Dieser Roman duftet denn doch etwas zu streng

Kurzgefasst:

1776: Amélies Ehe ist zu Ende. Ihr bleibt nur der Schatz ihres Wissens um das Parfümhandwerk. Keine kennt die Welt von Sandelholz und Lavendel wie sie. Sie kehrt auf den Mont-Saint-Michel zurück und eröffnet zum Missfallen der Kirche eine Duftwerkstatt. Als sie vor ihrer Tür eine bestimmte Essenz findet, weiß sie, dass sie sterben soll, so bald ihr Mörder sein tödliches Parfüm für sie vollendet hat.

 

Zugegeben: Sina Beerwald hat in ihrem Roman Das blutrote Parfüm gleich zwei Komponenten eingebaut, die an sich eine gute Grundlage für einen Roman bieten: Die geheimnisvolle Welt der Düfte und den Mont-Saint-Michel in der Normandie. Auch lehnt sie sich im Grundsatz an das Erfolgsrezept ihrer ersten beiden Romane an. Und doch ist Das blutrote Parfüm sowohl von der Spannung als auch von der Gesamtkomposition her eher missglückt.

Gehässige Protagonistin

Dass Sina Beerwald ihre Hauptperson nicht als strahlend schöne Heldin sieht, sondern ihr durchaus Ecken, Kanten und einige Schrullen zugesteht, hat sie in ihren bisherigen Romanen eindrücklich bewiesen. Hier hat sie aber eindeutig über die Stränge geschlagen. Amélie, die sich nach dem plötzlichen Tod ihres Ehemannes ihn ihre frühere Heimat auf den Mont-Saint-Michel flüchtet, will sich eine Welt des Duftes aufbauen. Erlernt hat sie die Kunst des Parfüm-Herstellens autodidaktisch, aus Büchern. Während sie um ihren Stand auf dem Mont kämpft, ist sie zu nahezu allen anderen Protagonisten rücksichtslos, unfreundlich und gleichgültig. Das bringt den Leserinnen und Lesern ihr Schicksal nicht eben näher. Ähnliche verhält es sich mit der fünfzehnjährigen Tochter Linnea, der in diesem Roman zudem die Rolle der in direkter Weise Erzählenden zukommt - ein Stilelement, das in allen Beerwald-Romanen Niederschlag findet.

Harziger Ablauf

Während also Amélie darum kämpft, auf dem Mont eine Existenz aufzubauen, von ihrem Bruder - dem Abt auf dem Mont - nicht wegen Hexerei angeklagt zu werden, ihre Mutter aus dem Fängen des Bruders zu befreien und sich vor Erpressungen, Überfällen und Angriffen zu schützen, nutzt Linnea die Zeit, ihrer Mutter das Leben so richtig schwer zu machen. Zwischen die Handlungen, die ob der Fülle des Bösen, das auf die Protagonistin einprasselt etwas harzig wirkt, ist immer wieder ein Exkurs in die Welt der Düfte eingestreut. Dies so aufdringlich, dass nicht etwa ein lieblicher Duft entsteht, sondern man sich des Eindrucks nicht erwehren kann, dass es denn doch etwas zu streng riecht. So sorgfältig die Protagonistinnen die Tropfen der jeweiligen Duftessenzen abzählen, so erdrückend sind die Beschreibungen der einzelnen Düfte, deren Kräfte und die Ausgestaltung der einzelnen Duftkompositionen.
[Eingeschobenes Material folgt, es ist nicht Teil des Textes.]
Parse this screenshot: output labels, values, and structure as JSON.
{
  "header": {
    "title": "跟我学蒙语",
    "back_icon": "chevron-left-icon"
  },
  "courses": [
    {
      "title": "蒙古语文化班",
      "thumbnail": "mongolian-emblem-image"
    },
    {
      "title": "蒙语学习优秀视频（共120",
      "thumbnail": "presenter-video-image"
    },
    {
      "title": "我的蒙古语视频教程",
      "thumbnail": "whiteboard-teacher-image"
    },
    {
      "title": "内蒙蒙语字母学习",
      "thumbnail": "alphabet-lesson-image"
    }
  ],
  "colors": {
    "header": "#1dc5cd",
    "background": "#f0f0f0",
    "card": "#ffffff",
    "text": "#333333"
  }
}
Es fehlt eine tragende Figur

Zwar steht Amélie im Mittelpunkt des Geschehens und auch ihre Tochter Linnea spielt eine wichtige Rolle. Aber letztlich sind sie beide keine tragenden Figuren. Eher Protagonistinnen, die nicht überzeugen können. Am ehesten sind es der geheimnisvolle Kutscher und der junge Daniel, dem die Sympathie der Leserschaft zufließen könnte, wobei nur bei ersterem auch wirklich Tiefe vorhanden ist. Leider vermag also Sina Beerwald mit ihrem dritten Roman trotz ebenso reizvollem Thema wie reizvoller Kulisse in keiner Weise zu überzeugen. Vielmehr legt sie einen ambitionslosen Roman vor, der selbst bei Beerwald-Fans nicht auf ungeteilte Zustimmung stoßen dürfte. Dies, obwohl die Autorin ihr Handwerk durchaus versteht und einen sprachlich soliden, wenn auch nicht überragenden Roman geschaffen hat.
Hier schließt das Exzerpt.